An ideology cooked up in America’s universities makes the class divide worse. Public schools dish it out to children, and then big tech, big corporations, and media giants push it onto the population generally. The ideology is one of identity politics. Philosophically, this postmodern ideology rejects the long-held Western—and Christian—view that there is a moral framework that exists apart from us but is discoverable by us and should instruct us. The reigning ideology, according to Carl Trueman in The Rise of the Modern Self, is rooted in the postmodern triumph of “self-determination” and expression. This kind of thinking holds out the self as the ultimate authority for what is. It destroys the ability of individuals to hold out the possibility that they could be at least partially wrong or to converse with others while holding out the possibility that their conversant might be partially right. It snuffs out healthy debate, peaceful disagreement, and compromise.

But… there is great reason to hope. Here are a few:

One, more people can see clearly what Jean Bethke Elshtain saw so clearly decades ago. Consider this accurate diagnosis from her Democracy on Trial, published in 1995: “Identity absolutism lends itself to expressivist politics, the celebration of feelings or private authenticity as an alternative to public debate and political judgement.”

Two, voters are passionate about reform. And now, there is a perceptible change afoot. The election of Donald Trump was in part an attempt to shake up the ruling elite so that they respond to the will of normal working Americans. It remains to be seen if more honorable and effective leaders can earn the favor of the populist wing of Americans to build on reforms from the Trump administration, and in a way that leads to a more tranquil domestic life.

Three, parents are acting to better educate their children. The COVID-19 pandemic forced children out of their classrooms and into their homes, so parents could better see what schools were teaching. They did not like what they saw: identity politics that promoted race essentialism, the lie of gender fluidity, and a simmering anti-Americanism. Parents went to the school boards to oppose the curriculum; many withdrew their children from public school; waves showed up to vote to reassert parental authority in places like Virginia.

Four, other states like Texas and Florida are taking more muscular approaches to assert their policies against federal pressure, and there is a perceptible momentum for a resurgent federalism. (An overturning of Roe v. Wade, which the originalist justices on the Supreme Court seem to be on the cusp of doing, would return questions about the immense worth of human life to the states, further bolstering a badly needed return to federalism.)

Five, in Washington and across the country, both political parties are coming to grips with the threat that China poses to the American-led order. Elites had hoped that US trade with China would liberalize the CCP, but many now have a clear-eyed view that trade only enriched and emboldened the CCP and perhaps made too many elites more amenable to the China-way. Now bipartisan legislation aims to reshore critical supply chains. A bipartisan commitment also plans to bolster democratic alliances to counter Chinese aggression and strengthen US sovereignty.
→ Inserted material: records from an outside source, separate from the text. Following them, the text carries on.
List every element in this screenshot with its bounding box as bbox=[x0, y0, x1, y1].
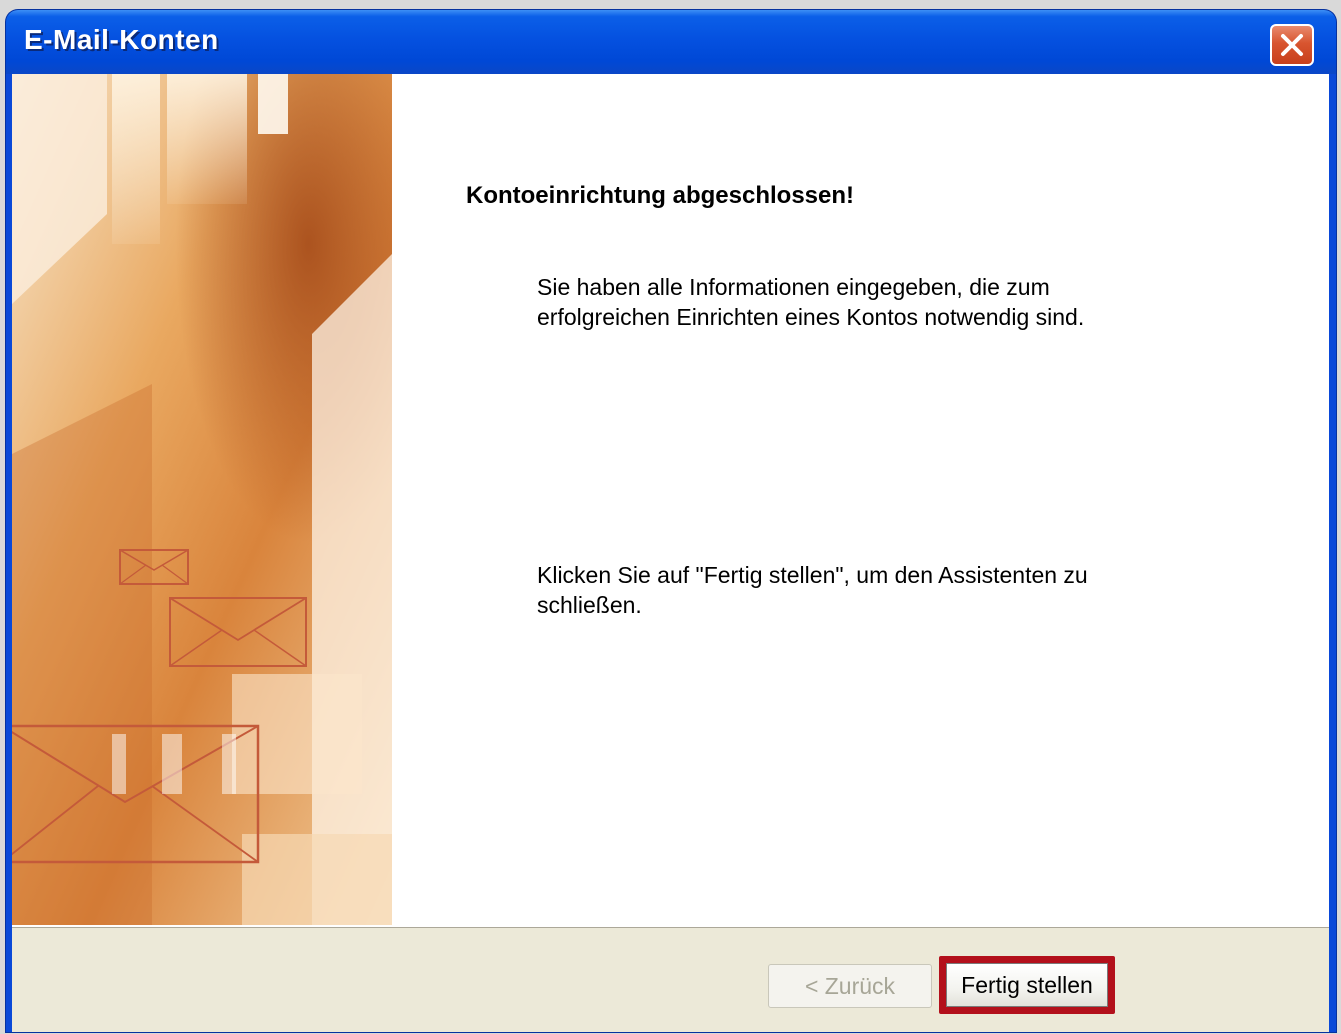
instruction-line-1: Klicken Sie auf "Fertig stellen", um den… bbox=[537, 562, 1088, 588]
page-title: Kontoeinrichtung abgeschlossen! bbox=[466, 182, 855, 209]
title-bar[interactable]: E-Mail-Konten bbox=[6, 10, 1336, 74]
instruction-paragraph: Klicken Sie auf "Fertig stellen", um den… bbox=[537, 560, 1217, 620]
envelope-banner-graphic bbox=[12, 74, 392, 925]
wizard-content: Kontoeinrichtung abgeschlossen! Sie habe… bbox=[392, 74, 1329, 925]
wizard-side-banner bbox=[12, 74, 392, 925]
info-line-2: erfolgreichen Einrichten eines Kontos no… bbox=[537, 304, 1085, 330]
instruction-line-2: schließen. bbox=[537, 592, 642, 618]
back-button[interactable]: < Zurück bbox=[768, 964, 932, 1008]
info-line-1: Sie haben alle Informationen eingegeben,… bbox=[537, 274, 1050, 300]
finish-button[interactable]: Fertig stellen bbox=[939, 956, 1115, 1014]
finish-button-label: Fertig stellen bbox=[946, 963, 1108, 1007]
window-title: E-Mail-Konten bbox=[24, 24, 219, 55]
dialog-client-area: Kontoeinrichtung abgeschlossen! Sie habe… bbox=[12, 74, 1329, 1032]
close-button[interactable] bbox=[1270, 24, 1314, 66]
info-paragraph: Sie haben alle Informationen eingegeben,… bbox=[537, 272, 1217, 332]
wizard-window: E-Mail-Konten Kontoeinrichtung abgeschlo… bbox=[6, 10, 1336, 1032]
button-bar: < Zurück Fertig stellen bbox=[12, 925, 1329, 1032]
close-icon bbox=[1281, 34, 1303, 56]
We should not overstate the bipartisan agreement on how to handle the external threats, but there has been a seismic shift in the right direction in just the last five years.

No matter our external and internal problems, the American constitutional system is as noble and brilliant as it ever was. Because of that there is yet still the possibility for renewal, revitalization, and course corrections.
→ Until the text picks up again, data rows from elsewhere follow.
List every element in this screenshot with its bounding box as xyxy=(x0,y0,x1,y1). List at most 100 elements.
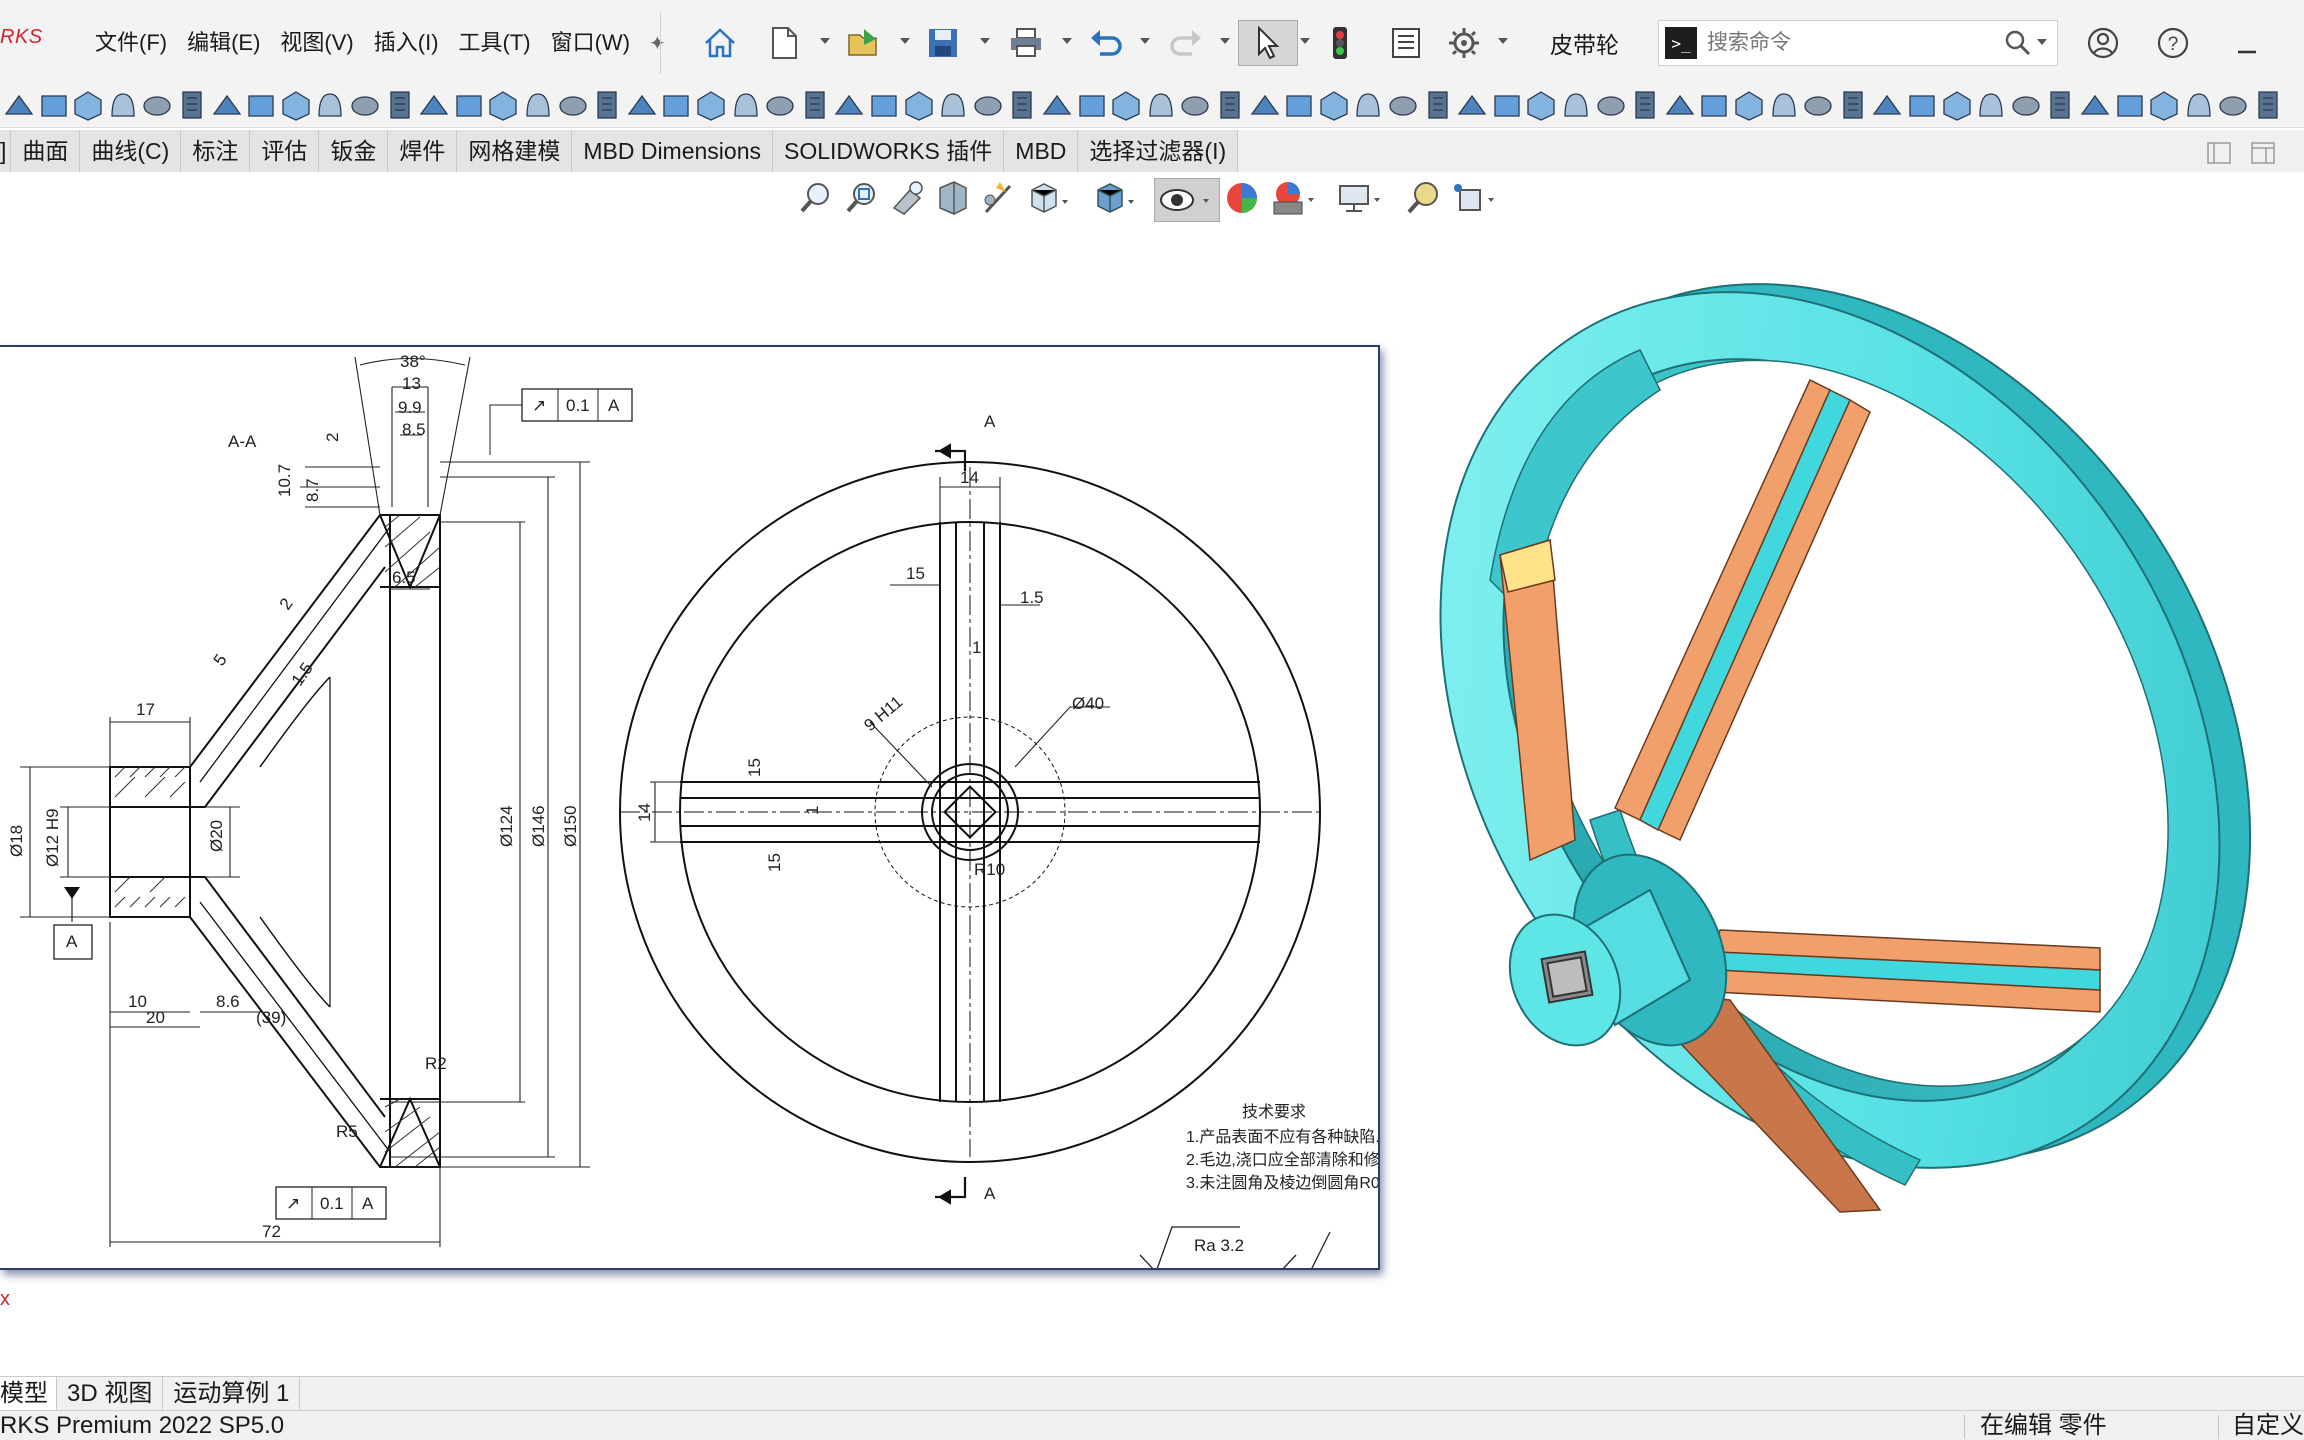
previous-view-button[interactable] xyxy=(890,178,926,222)
sweep-icon[interactable] xyxy=(902,88,936,122)
menu-tools[interactable]: 工具(T) xyxy=(452,20,544,66)
chamfer-icon[interactable] xyxy=(1974,88,2008,122)
sweep-icon[interactable] xyxy=(486,88,520,122)
tab-annotation[interactable]: 标注 xyxy=(181,130,251,172)
tab-motion-study-1[interactable]: 运动算例 1 xyxy=(163,1377,301,1410)
redo-button[interactable] xyxy=(1168,20,1204,66)
pattern-icon[interactable] xyxy=(2009,88,2043,122)
extrude-icon[interactable] xyxy=(1663,88,1697,122)
tab-mbd-dimensions[interactable]: MBD Dimensions xyxy=(572,130,773,172)
chamfer-icon[interactable] xyxy=(1559,88,1593,122)
draft-icon[interactable] xyxy=(1870,88,1904,122)
tab-model[interactable]: 模型 xyxy=(0,1377,57,1410)
loft-icon[interactable] xyxy=(106,88,140,122)
pattern-icon[interactable] xyxy=(1178,88,1212,122)
shell-icon[interactable] xyxy=(1386,88,1420,122)
menu-file[interactable]: 文件(F) xyxy=(88,20,180,66)
options-button[interactable] xyxy=(1446,20,1482,66)
tab-partial[interactable]: ] xyxy=(0,130,12,172)
units-custom-button[interactable]: 自定义 xyxy=(2232,1411,2304,1440)
revolve-icon[interactable] xyxy=(452,88,486,122)
account-button[interactable] xyxy=(2086,20,2120,66)
loft-icon[interactable] xyxy=(1767,88,1801,122)
shell-icon[interactable] xyxy=(556,88,590,122)
extrude-icon[interactable] xyxy=(417,88,451,122)
tab-weldments[interactable]: 焊件 xyxy=(388,130,458,172)
section-view-button[interactable] xyxy=(934,178,970,222)
menu-edit[interactable]: 编辑(E) xyxy=(180,20,273,66)
rib-icon[interactable] xyxy=(1005,88,1039,122)
search-icon[interactable] xyxy=(2003,28,2033,58)
hole-icon[interactable] xyxy=(1075,88,1109,122)
new-dropdown-caret[interactable] xyxy=(820,38,830,44)
fillet-icon[interactable] xyxy=(694,88,728,122)
rebuild-button[interactable] xyxy=(1330,20,1350,66)
fillet-icon[interactable] xyxy=(1109,88,1143,122)
pattern-icon[interactable] xyxy=(763,88,797,122)
help-button[interactable]: ? xyxy=(2156,20,2190,66)
new-document-button[interactable] xyxy=(768,20,800,66)
loft-icon[interactable] xyxy=(936,88,970,122)
hole-icon[interactable] xyxy=(659,88,693,122)
save-button[interactable] xyxy=(926,20,960,66)
rib-icon[interactable] xyxy=(1836,88,1870,122)
shell-icon[interactable] xyxy=(1801,88,1835,122)
split-view-icon[interactable] xyxy=(2206,140,2232,166)
save-dropdown-caret[interactable] xyxy=(980,38,990,44)
hole-icon[interactable] xyxy=(244,88,278,122)
print-dropdown-caret[interactable] xyxy=(1062,38,1072,44)
home-button[interactable] xyxy=(702,20,738,66)
undo-button[interactable] xyxy=(1088,20,1124,66)
chamfer-icon[interactable] xyxy=(1144,88,1178,122)
display-style-button[interactable] xyxy=(1092,178,1138,222)
edit-appearance-button[interactable] xyxy=(1222,178,1262,222)
sweep-icon[interactable] xyxy=(1732,88,1766,122)
hide-show-items-button[interactable] xyxy=(1154,178,1220,222)
undo-dropdown-caret[interactable] xyxy=(1140,38,1150,44)
dynamic-annotation-button[interactable] xyxy=(980,178,1016,222)
extrude-icon[interactable] xyxy=(1248,88,1282,122)
draft-icon[interactable] xyxy=(1040,88,1074,122)
tab-surfaces[interactable]: 曲面 xyxy=(11,130,81,172)
extrude-icon[interactable] xyxy=(2,88,36,122)
sweep-icon[interactable] xyxy=(1317,88,1351,122)
draft-icon[interactable] xyxy=(625,88,659,122)
tab-curves[interactable]: 曲线(C) xyxy=(80,130,182,172)
mirror-icon[interactable] xyxy=(383,88,417,122)
open-dropdown-caret[interactable] xyxy=(900,38,910,44)
fillet-icon[interactable] xyxy=(1524,88,1558,122)
minimize-button[interactable] xyxy=(2234,20,2260,66)
view-orientation-button[interactable] xyxy=(1026,178,1072,222)
search-input[interactable] xyxy=(1707,31,1997,55)
sweep-icon[interactable] xyxy=(2147,88,2181,122)
select-button[interactable] xyxy=(1238,20,1298,66)
file-properties-button[interactable] xyxy=(1390,20,1422,66)
shell-icon[interactable] xyxy=(140,88,174,122)
shell-icon[interactable] xyxy=(2216,88,2250,122)
apply-scene-button[interactable] xyxy=(1270,178,1322,222)
fillet-icon[interactable] xyxy=(279,88,313,122)
fillet-icon[interactable] xyxy=(1940,88,1974,122)
hole-icon[interactable] xyxy=(1905,88,1939,122)
tile-view-icon[interactable] xyxy=(2250,140,2276,166)
search-dropdown-caret[interactable] xyxy=(2037,39,2047,45)
menu-window[interactable]: 窗口(W) xyxy=(544,20,643,66)
view-settings-button[interactable] xyxy=(1336,178,1388,222)
rib-icon[interactable] xyxy=(2251,88,2285,122)
revolve-icon[interactable] xyxy=(1697,88,1731,122)
options-dropdown-caret[interactable] xyxy=(1498,38,1508,44)
chamfer-icon[interactable] xyxy=(729,88,763,122)
sweep-icon[interactable] xyxy=(71,88,105,122)
revolve-icon[interactable] xyxy=(37,88,71,122)
select-dropdown-caret[interactable] xyxy=(1300,38,1310,44)
mirror-icon[interactable] xyxy=(1213,88,1247,122)
rib-icon[interactable] xyxy=(590,88,624,122)
pulley-3d-model[interactable] xyxy=(1400,200,2304,1340)
menu-view[interactable]: 视图(V) xyxy=(273,20,366,66)
revolve-icon[interactable] xyxy=(2113,88,2147,122)
tab-selection-filter[interactable]: 选择过滤器(I) xyxy=(1078,130,1239,172)
menu-insert[interactable]: 插入(I) xyxy=(367,20,452,66)
print-button[interactable] xyxy=(1008,20,1044,66)
loft-icon[interactable] xyxy=(521,88,555,122)
pin-menu-icon[interactable]: ✦ xyxy=(649,31,666,56)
For the American Christian, we share the same everlasting hope that our sisters and brothers in nations from China to Afghanistan cling to while they endure far worse injustice at the hands of their governments. The Advent season reminds us why we have this hope:

For unto us a child is born, unto us a son is given, and the government will be upon His shoulders. And He will be called Wonderful Counselor, Mighty God, Everlasting Father, Prince of Peace.

Humanity’s biggest problem has been solved: through faith in the one whose birth we anticipate this Advent, sinful man is reconciled to God. And so with joy, we persevere in the work before us, confident that the hand of Providence will prevail.